The number of times I've felt the urge to tell my nage to stop trying to do their technique on some imaginary tall person (I'm 5'3").

It's also possible that for you, a self-described bear, it's true that without lots of give or blend in your practice you wouldn't get much useful training done at all.

I am also terribly uncomfortable with the amount of mysticising that goes on in the vicinity of aikido. Sure sometimes aikido seems to be just well, magical, but it's ordinary, everyday, repeatable stuff that anyone who is inclined to can practice and succeed at. I don't feel the need to wrap it up in appeals to "become one with the universe" or "feel the flow of ki".

In fact I sometimes think WRT martial arts,
<Cue corny kung-fu movie accent>,
"Ah so, "ki", ancient oriental sports psychology..."
<offered with sincere apologies to anyone offended by the racist stereotype>

Getting back to point zero -

When you're working with a semi-skilled and strong nage - you want to give enough energy to challenge but not enough to frustrate. This is where I feel giving, blending, going with, whatever term you like to use, for self-preservation is really at its most obvious.

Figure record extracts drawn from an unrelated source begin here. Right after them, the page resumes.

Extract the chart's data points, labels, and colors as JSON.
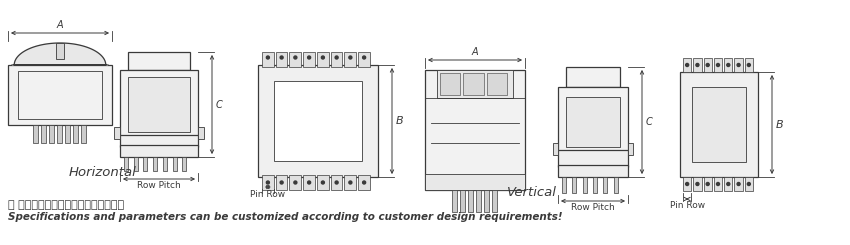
{
  "bg_color": "#ffffff",
  "line_color": "#3a3a3a",
  "text_color": "#111111",
  "title_horizontal": "Horizontal",
  "title_vertical": "Vertical",
  "label_A": "A",
  "label_B": "B",
  "label_C": "C",
  "label_row_pitch": "Row Pitch",
  "label_pin_row": "Pin Row",
  "note_chinese": "＊ 可根据客户设计需求定制规格和参数",
  "note_english": "Specifications and parameters can be customized according to customer design requirements!"
}
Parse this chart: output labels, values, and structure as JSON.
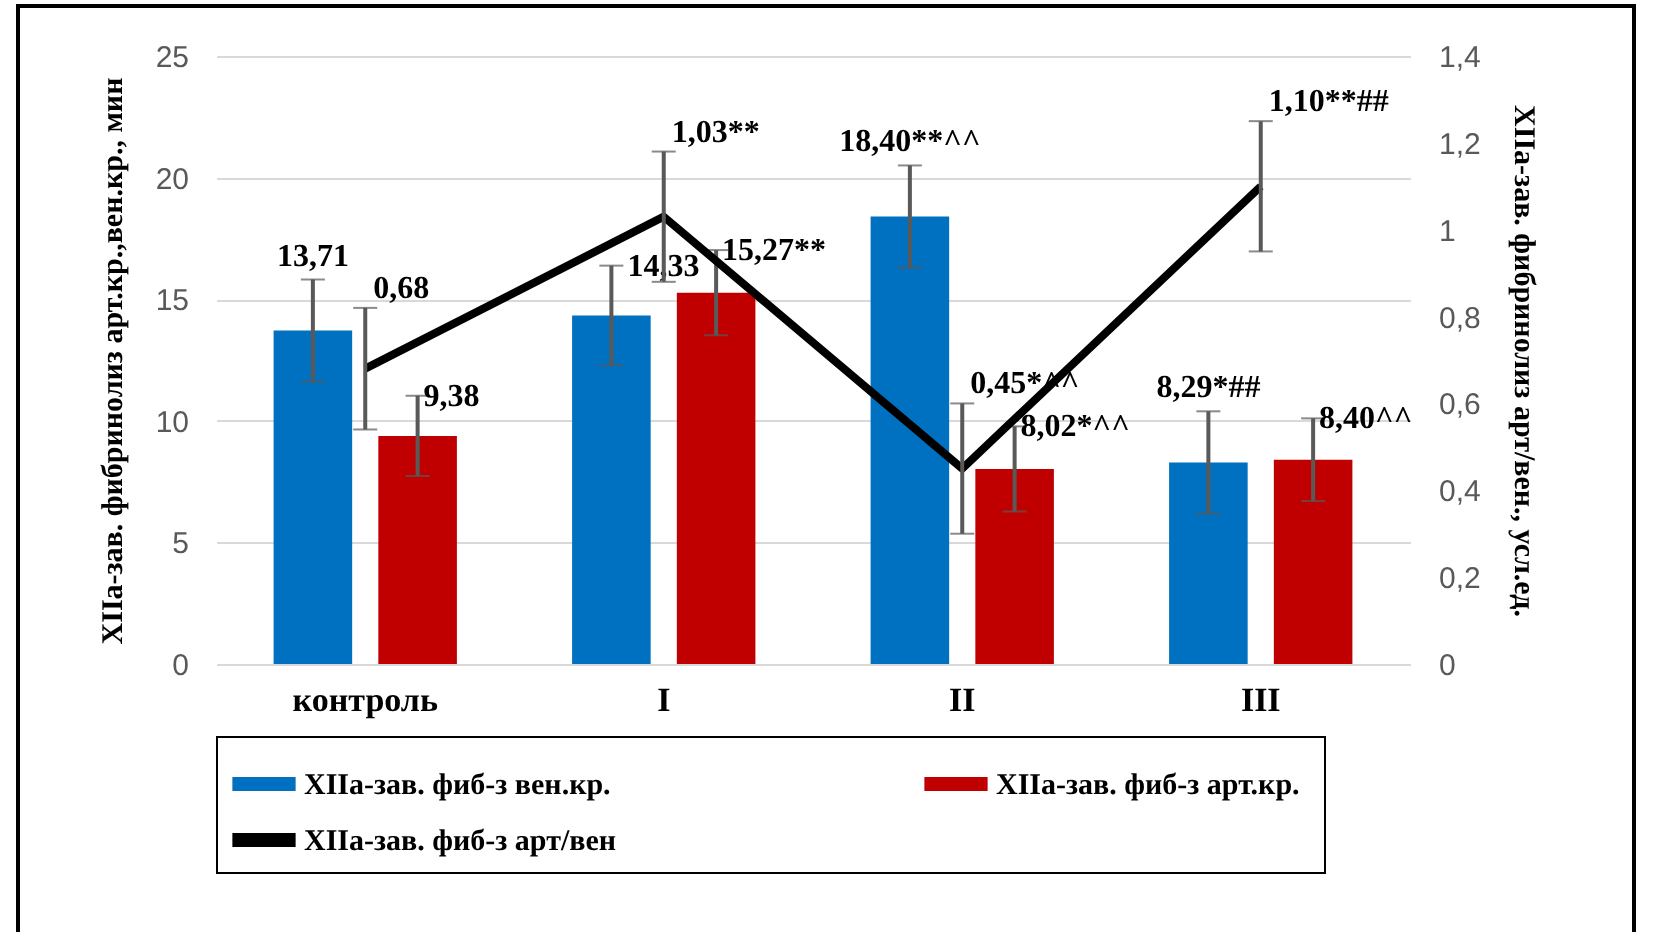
{
  "chart_data": {
    "type": "bar",
    "categories": [
      "контроль",
      "I",
      "II",
      "III"
    ],
    "ylabel": "XIIa-зав. фибринолиз арт.кр.,вен.кр., мин",
    "y2label": "XIIa-зав. фибринолиз арт/вен., усл.ед.",
    "ylim": [
      0,
      25
    ],
    "yticks": [
      0,
      5,
      10,
      15,
      20,
      25
    ],
    "y2lim": [
      0,
      1.4
    ],
    "y2ticks": [
      0,
      {
        "value": 0.2,
        "label": "0,2"
      },
      {
        "value": 0.4,
        "label": "0,4"
      },
      {
        "value": 0.6,
        "label": "0,6"
      },
      {
        "value": 0.8,
        "label": "0,8"
      },
      1,
      {
        "value": 1.2,
        "label": "1,2"
      },
      {
        "value": 1.4,
        "label": "1,4"
      }
    ],
    "grid": "y",
    "legend": "bottom",
    "line_style": "solid",
    "series": [
      {
        "name": "XIIa-зав.  фиб-з вен.кр.",
        "color": "#0070c0",
        "values": [
          13.71,
          14.33,
          18.4,
          8.29
        ],
        "errors": [
          2.1,
          2.05,
          2.1,
          2.1
        ],
        "value_labels": [
          "13,71",
          "14,33",
          "18,40**^^",
          "8,29*##"
        ]
      },
      {
        "name": "XIIa-зав.  фиб-з арт.кр.",
        "color": "#c00000",
        "values": [
          9.38,
          15.27,
          8.02,
          8.4
        ],
        "errors": [
          1.65,
          1.75,
          1.75,
          1.7
        ],
        "value_labels": [
          "9,38",
          "15,27**",
          "8,02*^^",
          "8,40^^"
        ]
      },
      {
        "name": "XIIa-зав.  фиб-з арт/вен",
        "type": "line",
        "axis": "y2",
        "color": "#000000",
        "values": [
          0.68,
          1.03,
          0.45,
          1.1
        ],
        "errors": [
          0.14,
          0.15,
          0.15,
          0.15
        ],
        "value_labels": [
          "0,68",
          "1,03**",
          "0,45*^^",
          "1,10**##"
        ]
      }
    ]
  }
}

I feel the spirit behind this interaction carries through into the two scenarios you've described, although as they are extremes
it's not clear how. Your college girl is unlikely to break your wrist if her kotegaishi comes on unexpectedly hard and fast through overmuscled frustration, neither are you really likely to seriously annoy your yondan by giving them one too many strong attacks they can't handle. (If in the unlikely event they can't handle your attacks safely they should at least have the self control not to get violently po'd.)

So I think that in the beginning and in the end - we give good ukemi to enable the practice of aikido without being injured. It's quite simple really, nonmystical and even a little selfish.


aside: this took an hour to write. I think I just saw an email that sarah just posted more, so this is going to appear after her post, even though I haven't read it...

-Craig


Is trivia, I wouldnt worry about it. The fun to be had with imaginary nages, who are even less likely to break your wrist.